Contrairement au gouvernement fédéral, un certain nombre d’États et de localités ont renforcé leurs règles de divulgation ces dernières années. L’Arizona, la Californie, le Colorado, le New Jersey et Washington, par exemple, ont adopté de nouvelles lois exigeant davantage d’informations sur les donateurs, notamment sur les sources originales des fonds transférés entre plusieurs groupes avant d’être dépensés pour la campagne électorale.
Entre-temps, des États comme l’Iowa, le Massachusetts et le Texas ont adopté des lois exigeant que les campagnes fournissent des détails sur la manière dont les consultants et les fournisseurs dépensent les fonds de la campagne.
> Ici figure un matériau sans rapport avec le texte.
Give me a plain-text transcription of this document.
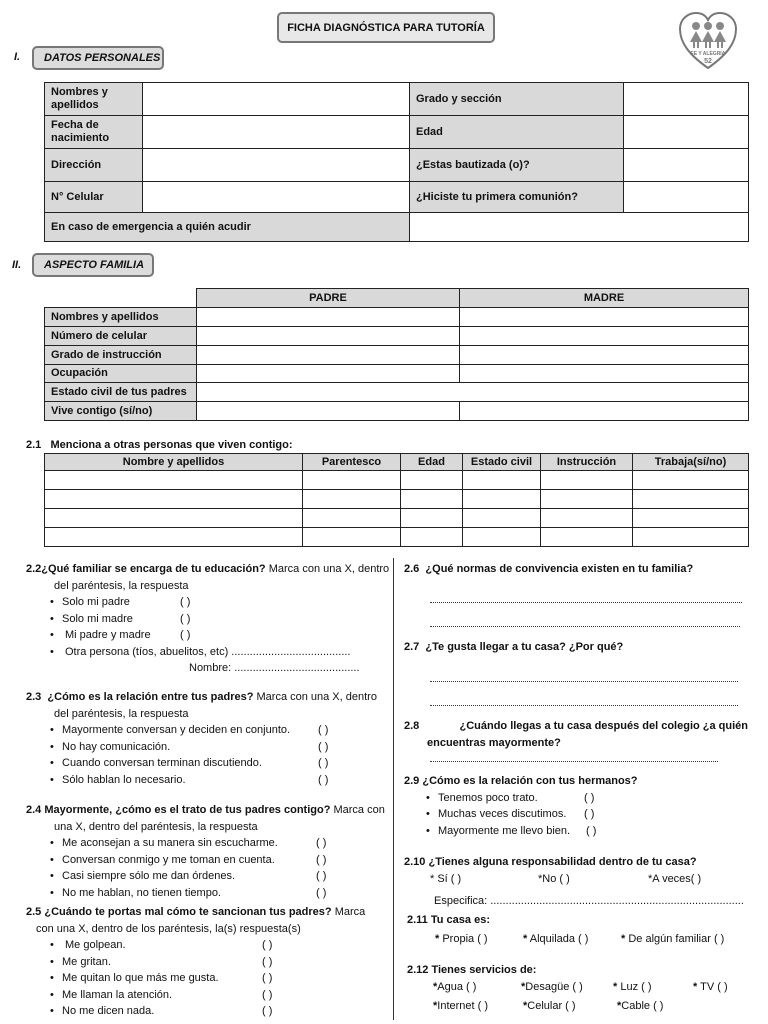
FICHA DIAGNÓSTICA PARA TUTORÍA
FE Y ALEGRIA
52
I.	DATOS PERSONALES
Nombres y apellidos		Grado y sección	
Fecha de nacimiento		Edad	
Dirección		¿Estas bautizada (o)?	
N° Celular		¿Hiciste tu primera comunión?	
En caso de emergencia a quién acudir			
II.	ASPECTO FAMILIA
	PADRE	MADRE
Nombres y apellidos		
Número de celular		
Grado de instrucción		
Ocupación		
Estado civil de tus padres		
Vive contigo (sí/no)		
2.1 Menciona a otras personas que viven contigo:
Nombre y apellidos	Parentesco	Edad	Estado civil	Instrucción	Trabaja(sí/no)

2.2¿Qué familiar se encarga de tu educación? Marca con una X, dentro
del paréntesis, la respuesta
• Solo mi padre	( )
• Solo mi madre	( )
•	Mi padre y madre	( )
•	Otra persona (tíos, abuelitos, etc) .......................................
Nombre: .........................................
2.3 ¿Cómo es la relación entre tus padres? Marca con una X, dentro
del paréntesis, la respuesta
• Mayormente conversan y deciden en conjunto.	( )
• No hay comunicación.	( )
• Cuando conversan terminan discutiendo.	( )
• Sólo hablan lo necesario.	( )
2.4 Mayormente, ¿cómo es el trato de tus padres contigo? Marca con
una X, dentro del paréntesis, la respuesta
• Me aconsejan a su manera sin escucharme.	( )
• Conversan conmigo y me toman en cuenta.	( )
• Casi siempre sólo me dan órdenes.	( )
• No me hablan, no tienen tiempo.	( )
2.5 ¿Cuándo te portas mal cómo te sancionan tus padres? Marca
con una X, dentro de los paréntesis, la(s) respuesta(s)
•	Me golpean.	( )
• Me gritan.	( )
• Me quitan lo que más me gusta.	( )
• Me llaman la atención.	( )
• No me dicen nada.	( )
2.6 ¿Qué normas de convivencia existen en tu familia?
2.7 ¿Te gusta llegar a tu casa? ¿Por qué?
2.8	¿Cuándo llegas a tu casa después del colegio ¿a quién
encuentras mayormente?
2.9 ¿Cómo es la relación con tus hermanos?
• Tenemos poco trato.	( )
• Muchas veces discutimos. ( )
• Mayormente me llevo bien. ( )
2.10 ¿Tienes alguna responsabilidad dentro de tu casa?
* Sí ( )	*No ( )	*A veces( )
Especifica: ...................................................................................
2.11 Tu casa es:
* Propia ( )	* Alquilada ( )	* De algún familiar ( )
2.12 Tienes servicios de:
*Agua ( )	*Desagüe ( )	* Luz ( )	* TV ( )
*Internet ( )	*Celular ( )	*Cable ( )
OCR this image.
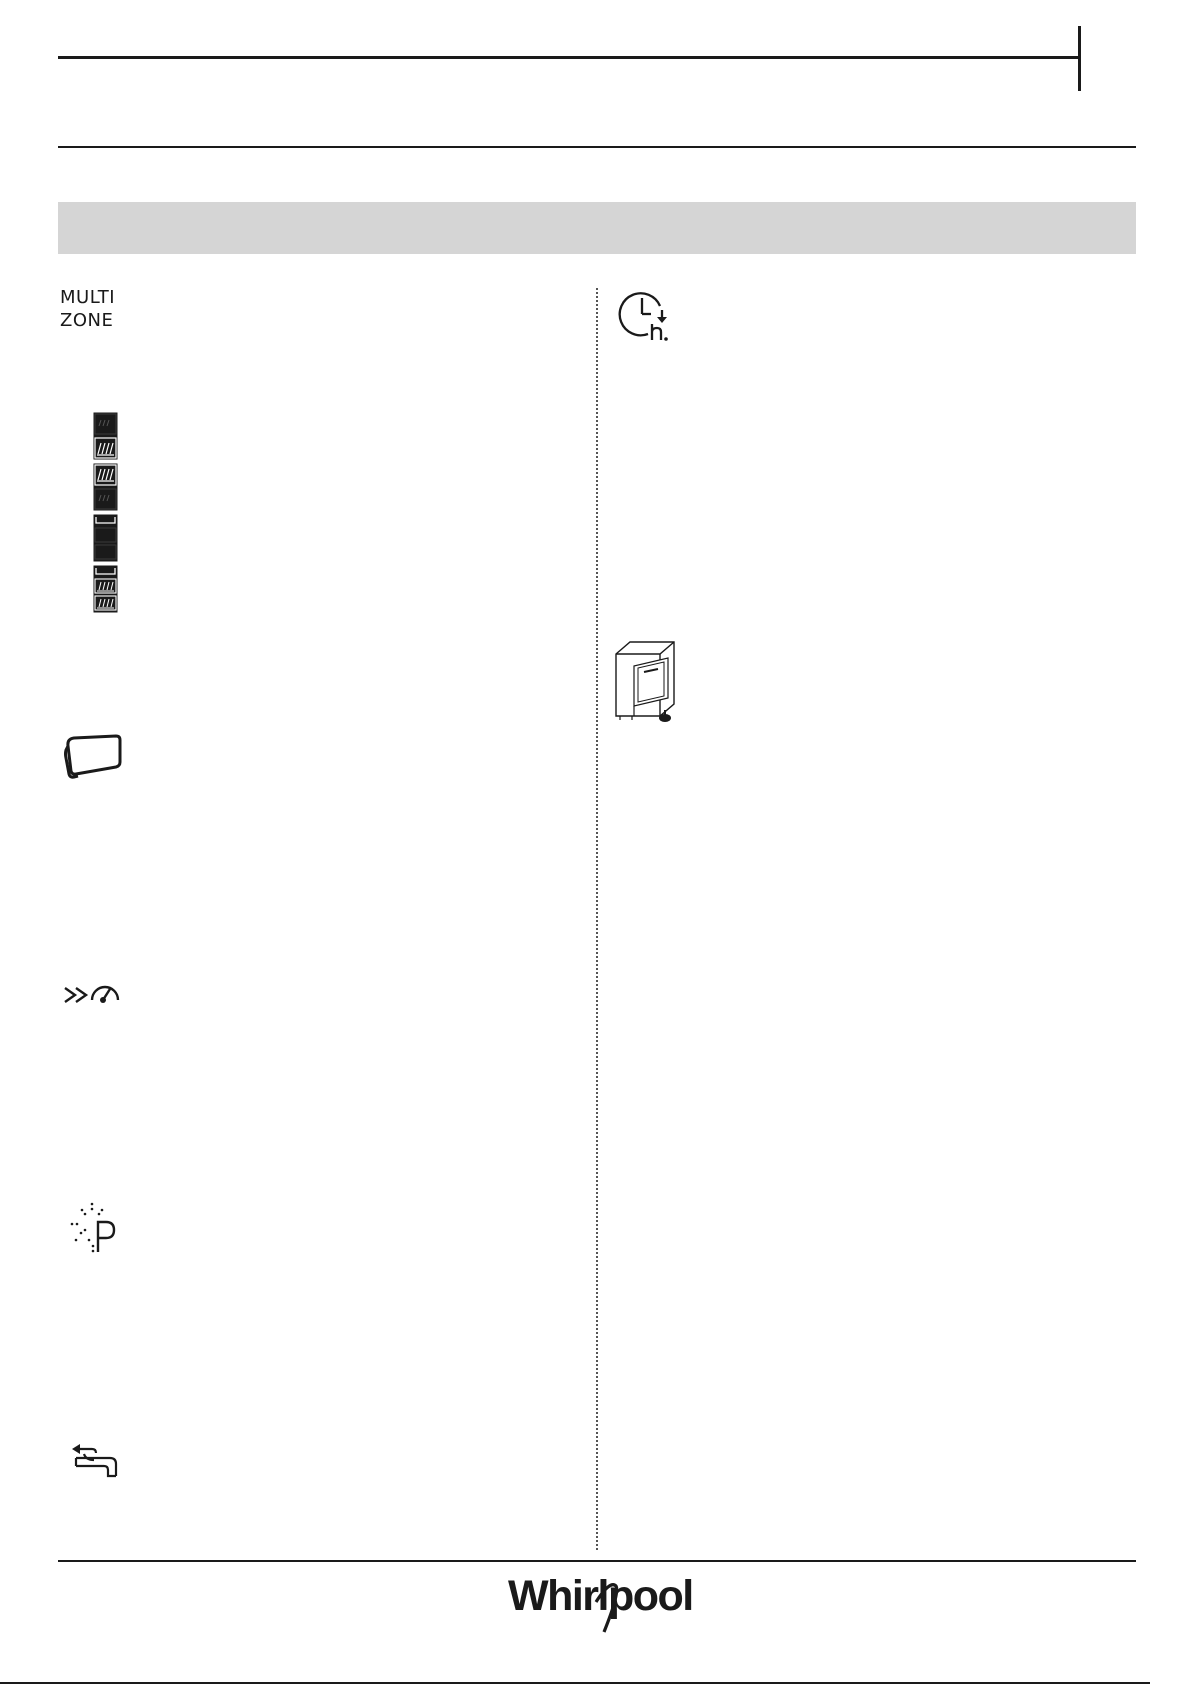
MULTI
ZONE
Whirlpool
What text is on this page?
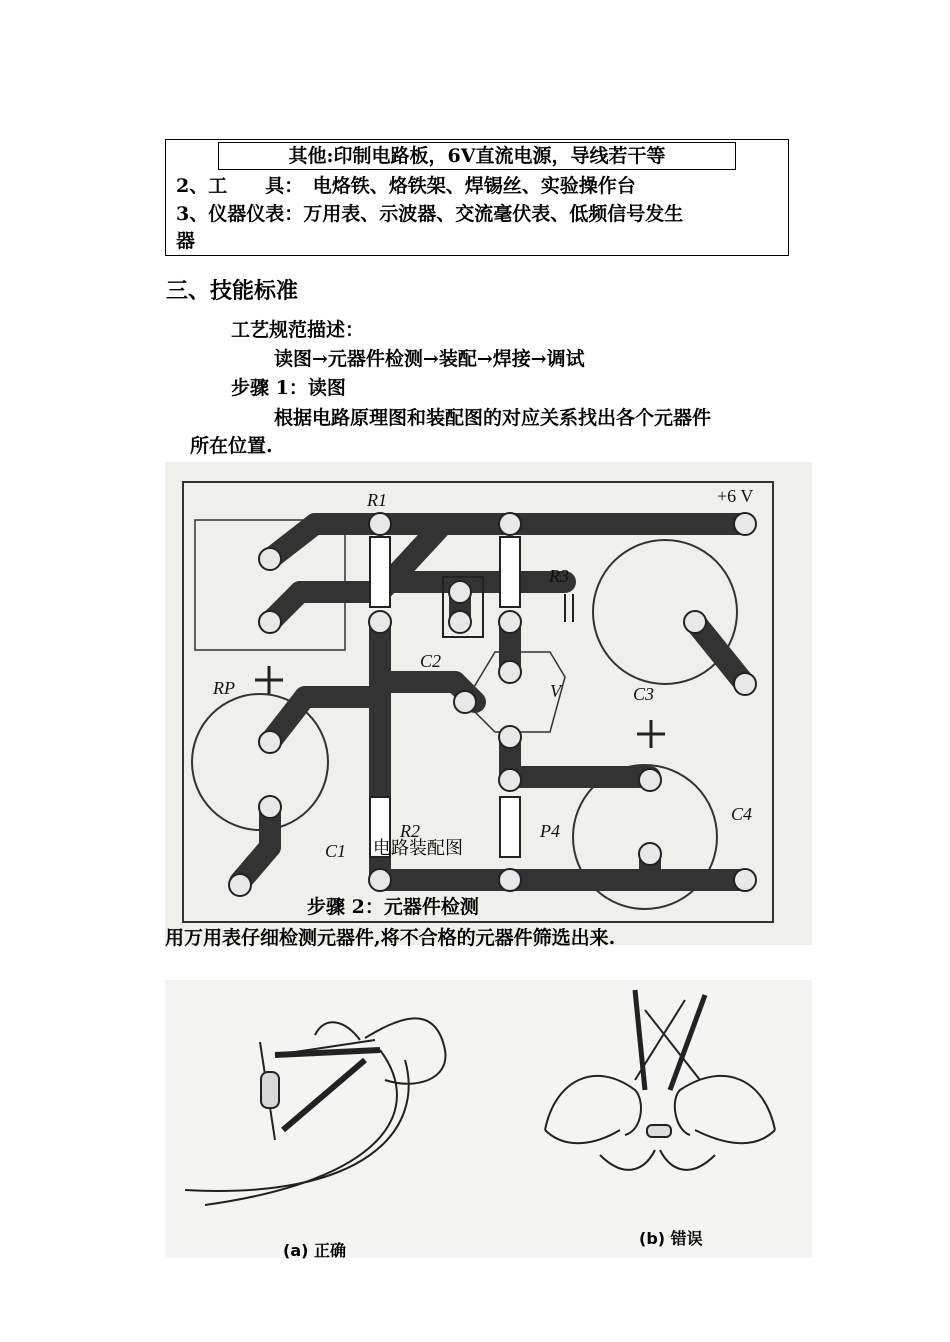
其他:印制电路板，6V直流电源，导线若干等
2、工　　具：　电烙铁、烙铁架、焊锡丝、实验操作台
3、仪器仪表：万用表、示波器、交流毫伏表、低频信号发生
器
三、技能标准
工艺规范描述：
读图→元器件检测→装配→焊接→调试
步骤 1：读图
根据电路原理图和装配图的对应关系找出各个元器件
所在位置.
R1	+6 V
R3
C2
RP	V	C3
C4
C1
R2	P4
电路装配图
步骤 2：元器件检测
用万用表仔细检测元器件,将不合格的元器件筛选出来.
(a) 正确
(b) 错误
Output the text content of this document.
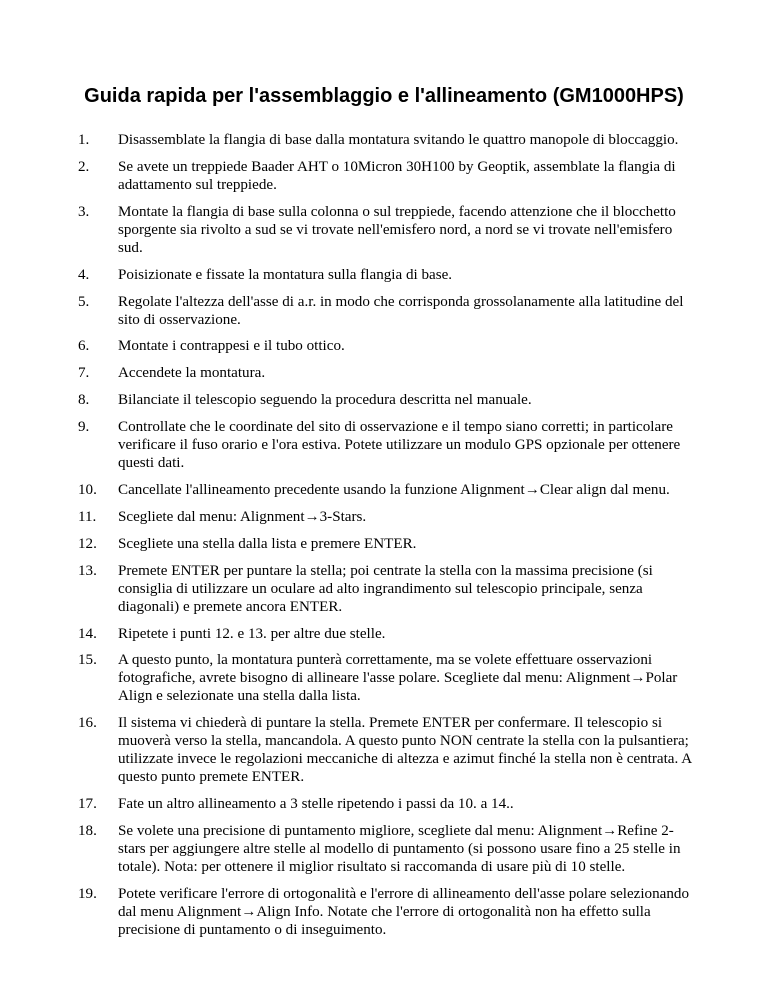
Guida rapida per l'assemblaggio e l'allineamento (GM1000HPS)
1.	Disassemblate la flangia di base dalla montatura svitando le quattro manopole di bloccaggio.
2.	Se avete un treppiede Baader AHT o 10Micron 30H100 by Geoptik, assemblate la flangia di adattamento sul treppiede.
3.	Montate la flangia di base sulla colonna o sul treppiede, facendo attenzione che il blocchetto sporgente sia rivolto a sud se vi trovate nell'emisfero nord, a nord se vi trovate nell'emisfero sud.
4.	Poisizionate e fissate la montatura sulla flangia di base.
5.	Regolate l'altezza dell'asse di a.r. in modo che corrisponda grossolanamente alla latitudine del sito di osservazione.
6.	Montate i contrappesi e il tubo ottico.
7.	Accendete la montatura.
8.	Bilanciate il telescopio seguendo la procedura descritta nel manuale.
9.	Controllate che le coordinate del sito di osservazione e il tempo siano corretti; in particolare verificare il fuso orario e l'ora estiva. Potete utilizzare un modulo GPS opzionale per ottenere questi dati.
10.	Cancellate l'allineamento precedente usando la funzione Alignment→Clear align dal menu.
11.	Scegliete dal menu: Alignment→3-Stars.
12.	Scegliete una stella dalla lista e premere ENTER.
13.	Premete ENTER per puntare la stella; poi centrate la stella con la massima precisione (si consiglia di utilizzare un oculare ad alto ingrandimento sul telescopio principale, senza diagonali) e premete ancora ENTER.
14.	Ripetete i punti 12. e 13. per altre due stelle.
15.	A questo punto, la montatura punterà correttamente, ma se volete effettuare osservazioni fotografiche, avrete bisogno di allineare l'asse polare. Scegliete dal menu: Alignment→Polar Align e selezionate una stella dalla lista.
16.	Il sistema vi chiederà di puntare la stella. Premete ENTER per confermare. Il telescopio si muoverà verso la stella, mancandola. A questo punto NON centrate la stella con la pulsantiera; utilizzate invece le regolazioni meccaniche di altezza e azimut finché la stella non è centrata. A questo punto premete ENTER.
17.	Fate un altro allineamento a 3 stelle ripetendo i passi da 10. a 14..
18.	Se volete una precisione di puntamento migliore, scegliete dal menu: Alignment→Refine 2-stars per aggiungere altre stelle al modello di puntamento (si possono usare fino a 25 stelle in totale). Nota: per ottenere il miglior risultato si raccomanda di usare più di 10 stelle.
19.	Potete verificare l'errore di ortogonalità e l'errore di allineamento dell'asse polare selezionando dal menu Alignment→Align Info. Notate che l'errore di ortogonalità non ha effetto sulla precisione di puntamento o di inseguimento.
Même dans ces États, des lacunes subsistent en matière de transparence. En réalité, les efforts visant à améliorer la transparence peuvent ressembler à un jeu de chat et de souris : chaque nouvelle série de réglementations tend à générer de nouvelles solutions de contournement. Mais les expériences menées dans ces États et ailleurs peuvent servir de modèles et d’enseignements à d’autres juridictions.
Questions constitutionnelles
Au-delà du défi politique que représente l’adoption de réglementations plus strictes en matière de transparence, les partisans de telles mesures sont également confrontés à d’éventuels défis constitutionnels de la part des opposants à la divulgation.
Dans plusieurs affaires, notamment dans l’affaire Citizens United v. FEC de 2010, la Cour suprême des États-Unis a rejeté les recours en vertu du Premier amendement déposés par des personnes qui dépensaient des fonds publics et souhaitaient dissimuler leur identité. Dans cette affaire, la Cour a observé que la transparence aide l’électorat à « prendre des décisions éclairées et à accorder le poids approprié aux différents intervenants et messages ».
Cependant, la Cour suprême a également reconnu le droit de s’exprimer de manière anonyme sur le plan politique. Et ces dernières années, la supermajorité conservatrice de la Cour est devenue un peu plus sceptique quant aux règles de divulgation, notamment dans une affaire de 2021, Americans for Prosperity Foundation v. Bonta, qui a annulé une loi d’État exigeant que les organismes de bienfaisance identifient leurs principaux donateurs. Dans son opinion dissidente, la juge Sonia Sotomayor a averti que l’argument de la Cour pourrait être appliqué aux réglementations sur la divulgation du financement des campagnes électorales.
Par conséquent, même si l’élan public se renforce en faveur de réglementations plus strictes en matière de transparence, la Cour suprême pourrait constituer un obstacle à de telles réformes.